Aggravant encore plus la situation, le principal aéroport international du pays situé à Sanaa est fermé depuis l’an dernier lorsque la coalition saoudienne a décrété une zone d’exclusion aérienne au-dessus du Yémen. Des quantités limitées d’aide provenant d’organisations humanitaires ont été autorisées à entrer dans le pays via l’aéroport uniquement après l’approbation de la monarchie saoudienne. Mais les personnes ayant besoin d’une aide médicale d’urgence qui n’est disponible qu’à l’extérieur du pays se voient empêchées de partir.

Tout cela a poussé le Yémen au bord de la famine. Le Programme alimentaire mondial a déterminé que 17 millions de Yéménites, soit plus de 60% de la population du pays, n’ont pas assez à manger. Le directeur général adjoint de l’UNICEF, Justin Forsyth, a déclaré en juillet que 1,8 million d’enfants au Yémen souffrent de malnutrition aiguë, alors que 385.000 autres sont victimes d'une malnutrition aiguë sévère.

La catastrophe humanitaire au Yémen est aggravée par l’effondrement du système de soins de santé. Quarante-neuf des 333 districts du pays n’ont pas de médecin et les travailleurs de la santé du pays n’ont pas été payés depuis plusieurs mois.

La semaine dernière, il a été annoncé que sans un afflux rapide de fournitures et d’argent, le Centre national de transfusion sanguine – principale banque de sang du Yémen – sera contraint de fermer ses portes, cessant du coup les traitements de sauvetage d’environ 3000 personnes par mois.
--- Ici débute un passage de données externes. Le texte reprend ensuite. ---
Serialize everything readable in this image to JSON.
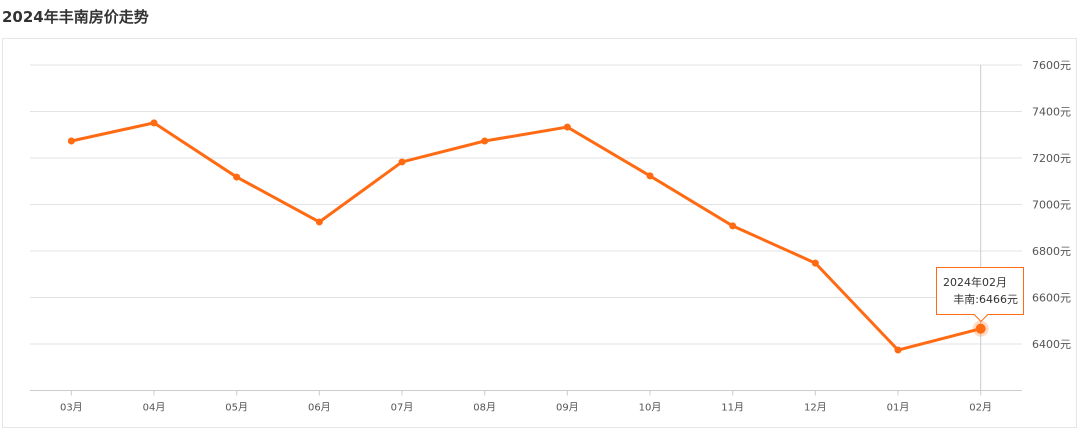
{
  "title": "2024年丰南房价走势",
  "chart_data": {
    "type": "line",
    "categories": [
      "03月",
      "04月",
      "05月",
      "06月",
      "07月",
      "08月",
      "09月",
      "10月",
      "11月",
      "12月",
      "01月",
      "02月"
    ],
    "series": [
      {
        "name": "丰南",
        "values": [
          7273,
          7351,
          7118,
          6925,
          7183,
          7273,
          7333,
          7123,
          6908,
          6748,
          6374,
          6466
        ],
        "color": "#ff6a13"
      }
    ],
    "yticks": [
      6400,
      6600,
      6800,
      7000,
      7200,
      7400,
      7600
    ],
    "yunit": "元",
    "ylim": [
      6200,
      7600
    ],
    "grid": true,
    "tooltip": {
      "title": "2024年02月",
      "label": "丰南:6466元"
    }
  }
}
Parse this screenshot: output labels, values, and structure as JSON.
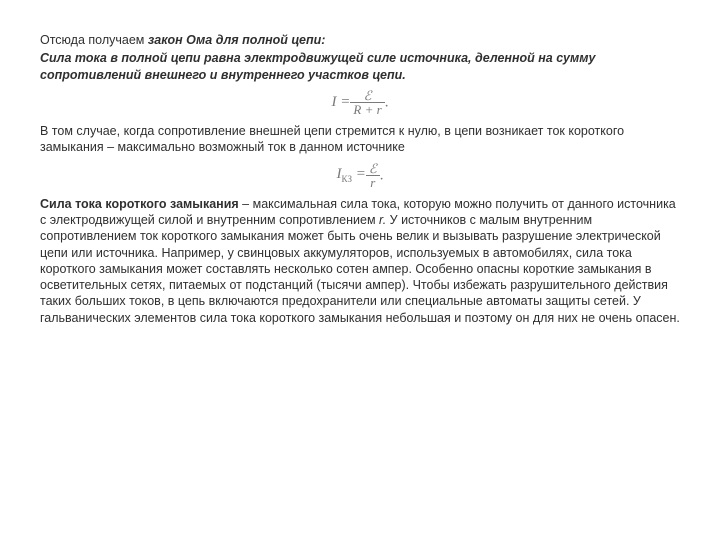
{
  "doc": {
    "text_color": "#303030",
    "formula_color": "#7a7a7a",
    "background_color": "#ffffff",
    "font_family": "Arial",
    "font_size_pt": 12.5,
    "formula_font_family": "Times New Roman",
    "p1_pre": "Отсюда получаем ",
    "p1_bi": "закон Ома для полной цепи:",
    "p2": "Сила тока в полной цепи равна электродвижущей силе источника, деленной на сумму сопротивлений внешнего и внутреннего участков цепи.",
    "formula1": {
      "left": "I = ",
      "num": "ℰ",
      "den": "R + r",
      "tail": "."
    },
    "p3": "В том случае, когда сопротивление внешней цепи стремится к нулю, в цепи возникает ток короткого замыкания – максимально возможный ток в данном источнике",
    "formula2": {
      "left_sym": "I",
      "left_sub": "КЗ",
      "left_eq": " = ",
      "num": "ℰ",
      "den": "r",
      "tail": "."
    },
    "p4_bold": "Сила тока короткого замыкания",
    "p4_rest1": " – максимальная сила тока, которую можно получить от данного источника с электродвижущей силой и внутренним сопротивлением ",
    "p4_r": "r.",
    "p4_rest2": " У источников с малым внутренним сопротивлением ток короткого замыкания может быть очень велик и вызывать разрушение электрической цепи или источника. Например, у свинцовых аккумуляторов, используемых в автомобилях, сила тока короткого замыкания может составлять несколько сотен ампер. Особенно опасны короткие замыкания в осветительных сетях, питаемых от подстанций (тысячи ампер). Чтобы избежать разрушительного действия таких больших токов, в цепь включаются предохранители или специальные автоматы защиты сетей. У гальванических элементов сила тока короткого замыкания небольшая и поэтому он для них не очень опасен."
  }
}
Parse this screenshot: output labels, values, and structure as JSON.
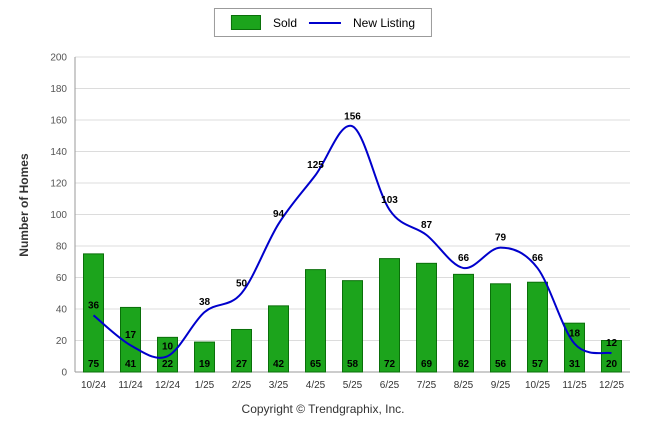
{
  "legend": {
    "sold_label": "Sold",
    "new_listing_label": "New Listing"
  },
  "footer": {
    "copyright": "Copyright © Trendgraphix, Inc."
  },
  "colors": {
    "bar_fill": "#1ca41c",
    "bar_border": "#0a6f0a",
    "line": "#0000cc",
    "grid": "#dcdcdc",
    "axis": "#9a9a9a"
  },
  "chart_data": {
    "type": "bar",
    "subtype": "bar+line combo",
    "title": "",
    "xlabel": "",
    "ylabel": "Number of Homes",
    "ylim": [
      0,
      200
    ],
    "ytick_step": 20,
    "grid": true,
    "legend_position": "top-center",
    "categories": [
      "10/24",
      "11/24",
      "12/24",
      "1/25",
      "2/25",
      "3/25",
      "4/25",
      "5/25",
      "6/25",
      "7/25",
      "8/25",
      "9/25",
      "10/25",
      "11/25",
      "12/25"
    ],
    "series": [
      {
        "name": "Sold",
        "type": "bar",
        "color": "#1ca41c",
        "values": [
          75,
          41,
          22,
          19,
          27,
          42,
          65,
          58,
          72,
          69,
          62,
          56,
          57,
          31,
          20
        ]
      },
      {
        "name": "New Listing",
        "type": "line",
        "color": "#0000cc",
        "values": [
          36,
          17,
          10,
          38,
          50,
          94,
          125,
          156,
          103,
          87,
          66,
          79,
          66,
          18,
          12
        ]
      }
    ]
  }
}
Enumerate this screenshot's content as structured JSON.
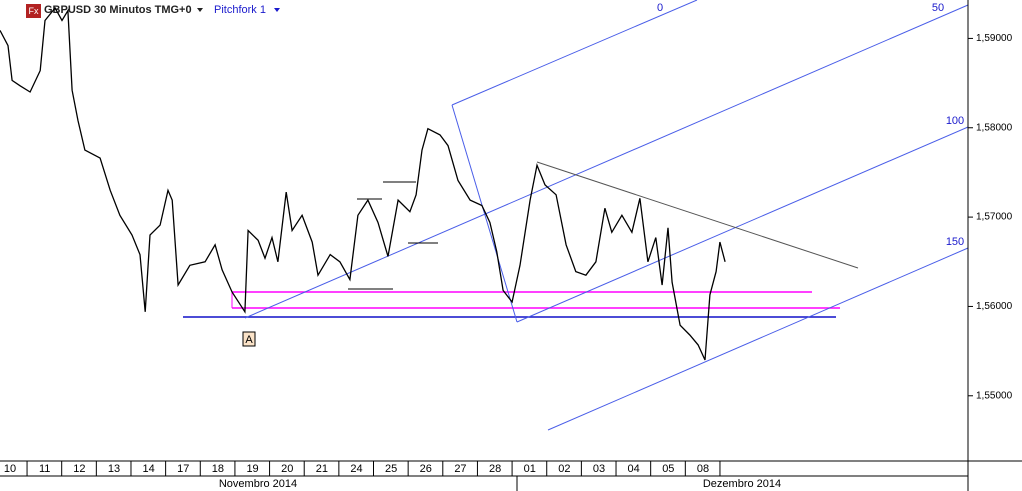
{
  "chart_data": {
    "type": "line",
    "icon": "Fx",
    "title": "GBPUSD 30 Minutos TMG+0",
    "indicator": "Pitchfork 1",
    "color": "#000000",
    "x": [
      -0.29,
      -0.06,
      0.06,
      0.29,
      0.58,
      0.87,
      1.01,
      1.3,
      1.5,
      1.67,
      1.79,
      1.96,
      2.16,
      2.6,
      2.89,
      3.17,
      3.52,
      3.75,
      3.9,
      4.04,
      4.33,
      4.56,
      4.68,
      4.85,
      5.19,
      5.63,
      5.92,
      6.12,
      6.41,
      6.78,
      6.87,
      7.16,
      7.36,
      7.56,
      7.73,
      7.97,
      8.14,
      8.43,
      8.72,
      8.89,
      9.24,
      9.52,
      9.81,
      10.04,
      10.33,
      10.62,
      10.91,
      11.2,
      11.54,
      11.72,
      11.89,
      12.06,
      12.41,
      12.64,
      12.93,
      13.28,
      13.62,
      13.85,
      14.05,
      14.23,
      14.49,
      14.72,
      15.01,
      15.21,
      15.44,
      15.76,
      16.05,
      16.33,
      16.62,
      16.91,
      17.17,
      17.37,
      17.66,
      17.95,
      18.18,
      18.41,
      18.64,
      18.82,
      18.99,
      19.11,
      19.34,
      19.62,
      19.86,
      20.06,
      20.2,
      20.38,
      20.49,
      20.64
    ],
    "values": [
      1.5909,
      1.5892,
      1.5853,
      1.5847,
      1.584,
      1.5864,
      1.592,
      1.5934,
      1.592,
      1.5931,
      1.5842,
      1.5808,
      1.5775,
      1.5766,
      1.573,
      1.5702,
      1.568,
      1.5658,
      1.5594,
      1.568,
      1.5691,
      1.573,
      1.5719,
      1.5624,
      1.5646,
      1.565,
      1.5669,
      1.5641,
      1.5616,
      1.5594,
      1.5685,
      1.5674,
      1.5654,
      1.5677,
      1.565,
      1.5728,
      1.5685,
      1.5702,
      1.5672,
      1.5635,
      1.5658,
      1.565,
      1.563,
      1.5702,
      1.5719,
      1.5694,
      1.5656,
      1.5719,
      1.5706,
      1.5725,
      1.5775,
      1.5799,
      1.5792,
      1.578,
      1.5741,
      1.5719,
      1.5713,
      1.5694,
      1.5661,
      1.5618,
      1.5605,
      1.5646,
      1.5719,
      1.5758,
      1.5736,
      1.5725,
      1.5669,
      1.5639,
      1.5635,
      1.565,
      1.571,
      1.5683,
      1.5702,
      1.5683,
      1.5721,
      1.565,
      1.5677,
      1.5624,
      1.5688,
      1.5627,
      1.5579,
      1.5568,
      1.5557,
      1.554,
      1.5613,
      1.5639,
      1.5672,
      1.565
    ],
    "xlim": [
      -0.29,
      27.65
    ],
    "xticks": [
      {
        "value": 0,
        "label": "10"
      },
      {
        "value": 1,
        "label": "11"
      },
      {
        "value": 2,
        "label": "12"
      },
      {
        "value": 3,
        "label": "13"
      },
      {
        "value": 4,
        "label": "14"
      },
      {
        "value": 5,
        "label": "17"
      },
      {
        "value": 6,
        "label": "18"
      },
      {
        "value": 7,
        "label": "19"
      },
      {
        "value": 8,
        "label": "20"
      },
      {
        "value": 9,
        "label": "21"
      },
      {
        "value": 10,
        "label": "24"
      },
      {
        "value": 11,
        "label": "25"
      },
      {
        "value": 12,
        "label": "26"
      },
      {
        "value": 13,
        "label": "27"
      },
      {
        "value": 14,
        "label": "28"
      },
      {
        "value": 15,
        "label": "01"
      },
      {
        "value": 16,
        "label": "02"
      },
      {
        "value": 17,
        "label": "03"
      },
      {
        "value": 18,
        "label": "04"
      },
      {
        "value": 19,
        "label": "05"
      },
      {
        "value": 20,
        "label": "08"
      }
    ],
    "ylim": [
      1.5427,
      1.5943
    ],
    "yticks": [
      {
        "value": 1.55,
        "label": "1,55000"
      },
      {
        "value": 1.56,
        "label": "1,56000"
      },
      {
        "value": 1.57,
        "label": "1,57000"
      },
      {
        "value": 1.58,
        "label": "1,58000"
      },
      {
        "value": 1.59,
        "label": "1,59000"
      }
    ],
    "pitchfork_levels": [
      "0",
      "50",
      "100",
      "150"
    ],
    "marker": "A",
    "periods": [
      "Novembro 2014",
      "Dezembro 2014"
    ]
  }
}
Médecins sans frontières a récemment confié la responsabilité du maintien de ces installations à l’OMS, mais les fournitures envoyées ne se sont jamais rendues à cause de l’embargo saoudien. Si la banque de sang est fermée, des milliers de patients souffrant de blessures de guerre, de cancer ou d’insuffisance rénale seront condamnés à mort.

L’énormité des crimes de guerre qui se déroulent au Yémen rend d’autant plus marqué le silence des médias traditionnels, de l’establishment politique et de leurs laquais de la pseudo-gauche. Alors qu’ils s’époumonent à hurler leurs accusations de crimes de guerre contre Bashar al-Assad et réclament un changement de régime en Syrie, ils donnent le feu vert aux États-Unis et à l’Arabie Saoudite pour détruire toute une société, plongeant le Yémen dans l’une des pires crises humanitaires de l’histoire récente, sans fin en vue.